C'est dans le Jura que l'on compte le plus d'injections effectuées, en Seine-Saint-Denis qu'il y en a eu le moins. Au niveau national, le compteur se rapproche des 1,5 million de personnes ayant reçu au moins une dose.

Au 31 janvier, près de 1,5 millions d'injections (1.486.486) ont été administrées dans l'hexagone, soit 2,21% des Français.
Au 31 janvier, près de 1,5 millions d'injections (1.486.486) ont été administrées dans l'hexagone, soit 2,21% des Français. © AFP

La campagne de vaccination se poursuit en France. Au 31 janvier, près de 1,5 million d'injections (1.486.486, selon les dernières données ouvertes disponibles) ont été administrées dans l'Hexagone, soit 2,21% des Français. 47.137 ont été totalement immunisées en recevant les deux doses désormais administrées avec jusqu'à six semaines d'écart. Cela représente 0,07% de la population totale. Lundi soir, le ministère de la Santé évoquait pour sa part 1.537.614 personnes ayant reçu une première dose et 69.464 ayant reçu la seconde injection.

Actuellement, la vaccination concerne des catégories précises : les personnes résidant en Ehpad ou hospitalisées en unité de soin longue durée ; les personnes handicapées hébergées en foyers ou maisons spécialisées ; les soignants, pompiers, aides à domicile de plus de 50 ans ou présentant des facteurs aggravants et enfin, depuis le 18 janvier, les plus de 75 ans. 

Plus de piqures dans les départements ruraux

Dans le détail, on constate que ce sont des départements ruraux qui ont effectué le plus de piqures. Dans le Jura, 5% de la population a reçu au moins une dose. Suivent ensuite le Cantal, la Creuse, l'Allier, l'Orne ou bien la Nièvre, entre 4,5 et 5%.

Le département de la Seine-Saint-Denis, l'un des plus peuplés et pauvres de France, est celui qui a le moins vacciné, avec 1,16% de la population ayant reçu au moins une injection. Suivi de la Haute-Savoie, de l'Ain, de l'Isère et d'une bonne partie de l'Île-de-France (Seine-et-Marne, Hauts-de-Seine, Val-de-Marne, Val-d'Oise, l'Essonne et les Yvelines).

Les chiffres détaillant précisément l'administration de la première puis de la seconde dose ne sont disponibles qu'à l'échelle régionale. Comme le montre cette carte, c'est en Bourgogne-Franche-Comté (3,42%) et en Nouvelle-Aquitaine (près de 2,77%) que l'on a le plus vacciné. Mais c'est en Corse que l'on compte le plus de personnes totalement immunisées, ayant reçu les deux doses, avec 0,61% de la population. Toutefois, seulement 50.000 personnes en France ont actuellement été complètement vaccinées.

Retards d'approvisionnement 

Actuellement, la France est dans l'attente du vaccin fabriqué par AstraZeneca, autorisé par l'Agence européenne du médicament (EMA) depuis vendredi. Il présente un avantage logistique, car il n'a pas besoin d'être conservé à des températures très basses et peut être transporté, stocké et distribué plus facilement. 2,5 millions de doses sont attendues en France en février, dont une première livraison de 450.000 doses dès la fin de la semaine. 

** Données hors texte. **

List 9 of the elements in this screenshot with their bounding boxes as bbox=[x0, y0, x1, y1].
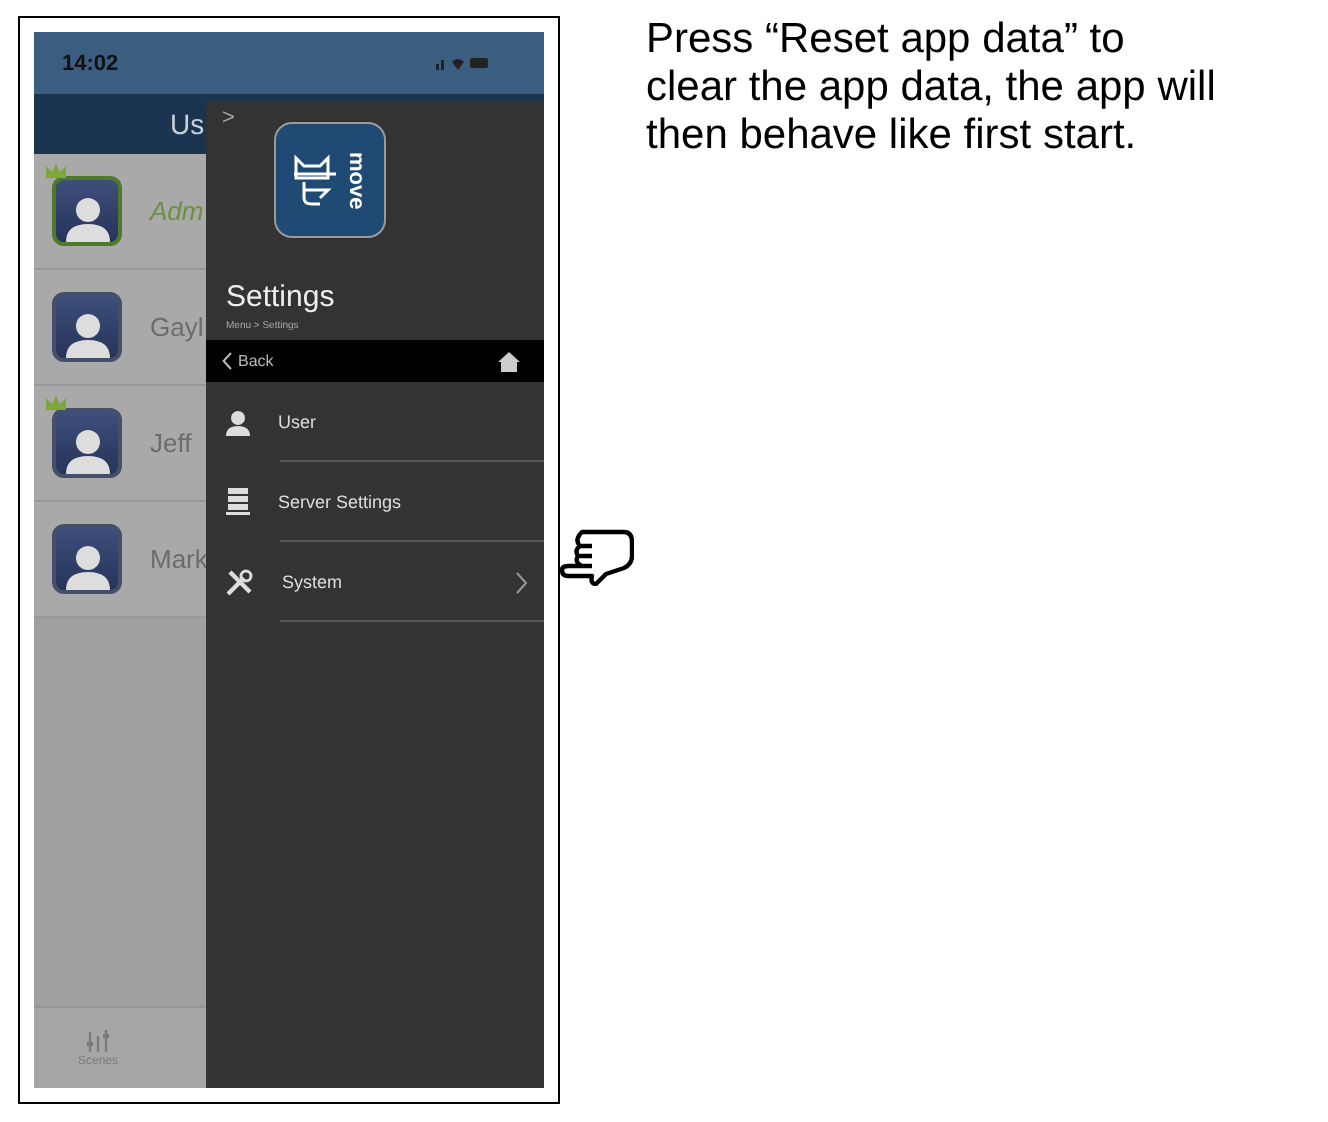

Développé en partenariat avec l'université d'Oxford, ce sérum viendra compléter les doses de Pfizer-BioNTech et Moderna. Dans plusieurs régions, des centres de vaccination ont dû reporter des rendez-vous déjà fixés pour la première dose afin d'assurer, en priorité, l'administration dans les temps de la seconde dose.

Le premier approvisionnement du vaccin AstraZeneca permettrait d'accélérer la vaccination des personnes âgées : les doses actuellement disponibles des deux autres vaccins sur le marché ne permettent pas, actuellement, de couvrir la totalité de la campagne. Encore faut-il l'autorisation de la Haute autorité de santé : dans plusieurs pays comme l'Allemagne, l'Autriche ou l'Italie, les autorités sanitaires ont émis des réserves plus ou moins fortes sur son efficacité pour les plus anciens.